Resilient virtual coupling control of automatic train convoys with intermittent communications

Railways around the world are facing ever-increasing demands from booming passenger and freight transportation. Constructing new railways is not always possible due to the high cost and the lack of space. Virtual coupling (VC), which enables multiple trains to run cooperatively and closely on the same track, stands out as a major technological enabler for improving the existing railway network capacity and operational flexibility. This, however, relies on a feasible longitudinal spacing controller for each train such that the entire virtually coupled train convoy can function smoothly, safely, and efficiently. The design of such a spacing controller is intrinsically challenging as the train-to-train (T2T) communications, the primary enabling component for VC, may be interrupted by malicious cyber attacks. This paper addresses a resilient VC control problem for multiple automatic trains subject to intermittent T2T communications. First, an intermittent data transmission paradigm is presented to account for the effects of attack-incurred sporadic T2T communications.
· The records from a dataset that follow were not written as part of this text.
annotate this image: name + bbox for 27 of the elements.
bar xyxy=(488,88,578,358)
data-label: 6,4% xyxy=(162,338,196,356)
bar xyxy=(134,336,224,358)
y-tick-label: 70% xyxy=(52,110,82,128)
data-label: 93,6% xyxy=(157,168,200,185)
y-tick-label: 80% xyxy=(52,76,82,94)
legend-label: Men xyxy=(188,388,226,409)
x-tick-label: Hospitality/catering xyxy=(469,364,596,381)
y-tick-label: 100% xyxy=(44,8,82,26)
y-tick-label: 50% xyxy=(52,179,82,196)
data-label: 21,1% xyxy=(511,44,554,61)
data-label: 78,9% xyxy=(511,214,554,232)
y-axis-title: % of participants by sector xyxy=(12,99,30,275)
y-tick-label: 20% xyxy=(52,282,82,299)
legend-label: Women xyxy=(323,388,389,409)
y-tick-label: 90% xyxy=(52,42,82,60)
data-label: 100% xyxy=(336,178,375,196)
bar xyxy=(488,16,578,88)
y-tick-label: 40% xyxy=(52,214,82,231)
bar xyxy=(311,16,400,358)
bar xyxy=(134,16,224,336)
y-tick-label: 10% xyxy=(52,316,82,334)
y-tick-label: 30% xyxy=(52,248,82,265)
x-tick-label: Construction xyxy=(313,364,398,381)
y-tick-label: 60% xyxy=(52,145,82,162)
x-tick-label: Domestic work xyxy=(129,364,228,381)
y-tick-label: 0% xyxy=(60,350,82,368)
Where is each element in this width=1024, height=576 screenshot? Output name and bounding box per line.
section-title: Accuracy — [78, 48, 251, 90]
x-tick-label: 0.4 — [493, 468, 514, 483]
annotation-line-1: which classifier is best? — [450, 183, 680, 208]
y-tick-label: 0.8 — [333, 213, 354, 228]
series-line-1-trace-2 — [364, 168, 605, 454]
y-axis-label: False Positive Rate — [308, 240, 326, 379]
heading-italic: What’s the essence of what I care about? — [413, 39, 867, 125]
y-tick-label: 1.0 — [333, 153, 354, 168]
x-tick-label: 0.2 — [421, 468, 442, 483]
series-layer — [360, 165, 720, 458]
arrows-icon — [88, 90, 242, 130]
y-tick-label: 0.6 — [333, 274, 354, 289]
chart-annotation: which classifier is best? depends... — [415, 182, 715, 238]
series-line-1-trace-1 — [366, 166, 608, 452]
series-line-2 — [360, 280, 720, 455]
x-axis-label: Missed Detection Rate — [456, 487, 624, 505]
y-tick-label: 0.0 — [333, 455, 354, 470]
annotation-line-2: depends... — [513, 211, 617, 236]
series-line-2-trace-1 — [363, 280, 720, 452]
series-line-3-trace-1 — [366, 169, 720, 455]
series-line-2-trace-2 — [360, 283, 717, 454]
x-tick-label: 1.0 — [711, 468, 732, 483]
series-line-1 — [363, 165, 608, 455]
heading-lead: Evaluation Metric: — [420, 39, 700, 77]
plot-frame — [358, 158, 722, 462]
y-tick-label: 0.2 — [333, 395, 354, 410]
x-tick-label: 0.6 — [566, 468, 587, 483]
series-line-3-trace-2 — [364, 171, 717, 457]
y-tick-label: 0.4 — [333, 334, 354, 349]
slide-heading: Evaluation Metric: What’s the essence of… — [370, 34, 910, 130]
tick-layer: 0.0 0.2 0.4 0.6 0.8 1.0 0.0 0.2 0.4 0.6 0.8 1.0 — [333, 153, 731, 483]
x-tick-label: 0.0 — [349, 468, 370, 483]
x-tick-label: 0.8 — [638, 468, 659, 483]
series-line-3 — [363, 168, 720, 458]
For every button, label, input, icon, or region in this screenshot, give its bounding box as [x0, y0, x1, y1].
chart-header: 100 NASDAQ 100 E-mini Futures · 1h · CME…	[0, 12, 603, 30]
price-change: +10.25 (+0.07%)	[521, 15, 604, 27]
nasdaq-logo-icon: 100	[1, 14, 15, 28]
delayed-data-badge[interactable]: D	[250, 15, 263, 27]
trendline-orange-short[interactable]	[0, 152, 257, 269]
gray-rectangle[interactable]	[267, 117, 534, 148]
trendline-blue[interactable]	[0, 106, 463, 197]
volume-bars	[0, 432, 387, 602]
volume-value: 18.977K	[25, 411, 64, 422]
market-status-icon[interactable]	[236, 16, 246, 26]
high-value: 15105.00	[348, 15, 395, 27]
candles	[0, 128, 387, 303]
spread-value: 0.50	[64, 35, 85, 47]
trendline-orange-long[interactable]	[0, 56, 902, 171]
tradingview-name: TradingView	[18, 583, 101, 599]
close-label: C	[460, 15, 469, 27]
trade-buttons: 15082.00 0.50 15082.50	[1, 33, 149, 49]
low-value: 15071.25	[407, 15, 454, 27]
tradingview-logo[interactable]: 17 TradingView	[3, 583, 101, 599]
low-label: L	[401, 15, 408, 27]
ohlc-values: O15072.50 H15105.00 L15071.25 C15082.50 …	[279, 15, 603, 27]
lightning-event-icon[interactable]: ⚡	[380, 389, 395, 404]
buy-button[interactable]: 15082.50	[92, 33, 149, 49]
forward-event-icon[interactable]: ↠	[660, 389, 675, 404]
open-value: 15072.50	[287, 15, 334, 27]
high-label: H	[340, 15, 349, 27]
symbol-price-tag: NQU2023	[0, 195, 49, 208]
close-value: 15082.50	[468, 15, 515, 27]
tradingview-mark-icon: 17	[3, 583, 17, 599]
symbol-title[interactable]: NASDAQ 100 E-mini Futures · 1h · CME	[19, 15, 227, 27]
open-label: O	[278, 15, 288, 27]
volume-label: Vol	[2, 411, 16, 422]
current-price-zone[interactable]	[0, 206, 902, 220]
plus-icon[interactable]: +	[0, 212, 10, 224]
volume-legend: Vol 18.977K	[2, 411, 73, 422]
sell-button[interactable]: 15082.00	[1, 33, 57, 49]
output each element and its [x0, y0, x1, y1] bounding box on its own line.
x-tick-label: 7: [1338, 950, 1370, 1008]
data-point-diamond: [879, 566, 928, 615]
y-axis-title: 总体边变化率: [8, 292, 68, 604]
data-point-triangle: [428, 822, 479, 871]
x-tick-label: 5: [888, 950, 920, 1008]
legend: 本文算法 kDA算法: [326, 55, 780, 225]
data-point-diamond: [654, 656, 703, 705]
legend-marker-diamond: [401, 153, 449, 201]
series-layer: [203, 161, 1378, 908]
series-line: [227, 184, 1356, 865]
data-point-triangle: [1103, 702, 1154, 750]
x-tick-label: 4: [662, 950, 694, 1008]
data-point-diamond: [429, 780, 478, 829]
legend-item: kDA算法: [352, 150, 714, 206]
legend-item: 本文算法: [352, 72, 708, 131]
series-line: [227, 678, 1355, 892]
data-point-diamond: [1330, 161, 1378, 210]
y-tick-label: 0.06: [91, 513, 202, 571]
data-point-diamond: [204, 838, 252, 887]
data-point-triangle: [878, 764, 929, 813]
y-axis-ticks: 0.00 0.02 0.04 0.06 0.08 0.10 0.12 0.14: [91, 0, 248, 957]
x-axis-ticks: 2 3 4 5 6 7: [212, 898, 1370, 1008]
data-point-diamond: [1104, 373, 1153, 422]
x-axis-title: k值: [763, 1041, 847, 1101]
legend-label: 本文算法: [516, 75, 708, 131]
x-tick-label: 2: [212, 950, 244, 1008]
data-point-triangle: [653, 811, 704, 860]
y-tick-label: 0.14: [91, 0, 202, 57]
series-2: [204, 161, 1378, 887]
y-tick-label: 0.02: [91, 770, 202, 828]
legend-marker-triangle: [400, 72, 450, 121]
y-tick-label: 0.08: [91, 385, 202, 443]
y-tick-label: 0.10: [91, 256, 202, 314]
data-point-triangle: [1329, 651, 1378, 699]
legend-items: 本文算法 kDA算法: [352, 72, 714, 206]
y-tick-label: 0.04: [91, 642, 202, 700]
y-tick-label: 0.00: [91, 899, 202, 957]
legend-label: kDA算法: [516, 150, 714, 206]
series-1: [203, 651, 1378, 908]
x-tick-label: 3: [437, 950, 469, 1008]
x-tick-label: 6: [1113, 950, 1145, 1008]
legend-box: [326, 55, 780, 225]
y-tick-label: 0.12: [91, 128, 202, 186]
Then, a resilient distributed longitudinal spacing control method is developed to preserve the desired stability of the resultant train control system, while simultaneously guaranteeing attack resilience as well as driving safety and comfort requirements for the train convoy. It is shown that the proposed method is also effective in empowering a better trade-off analysis between traffic efficiency and safety than some traditional methods. Finally, numerical case studies using data from a realistic urban rail transit line substantiate the efficacy of the proposed method.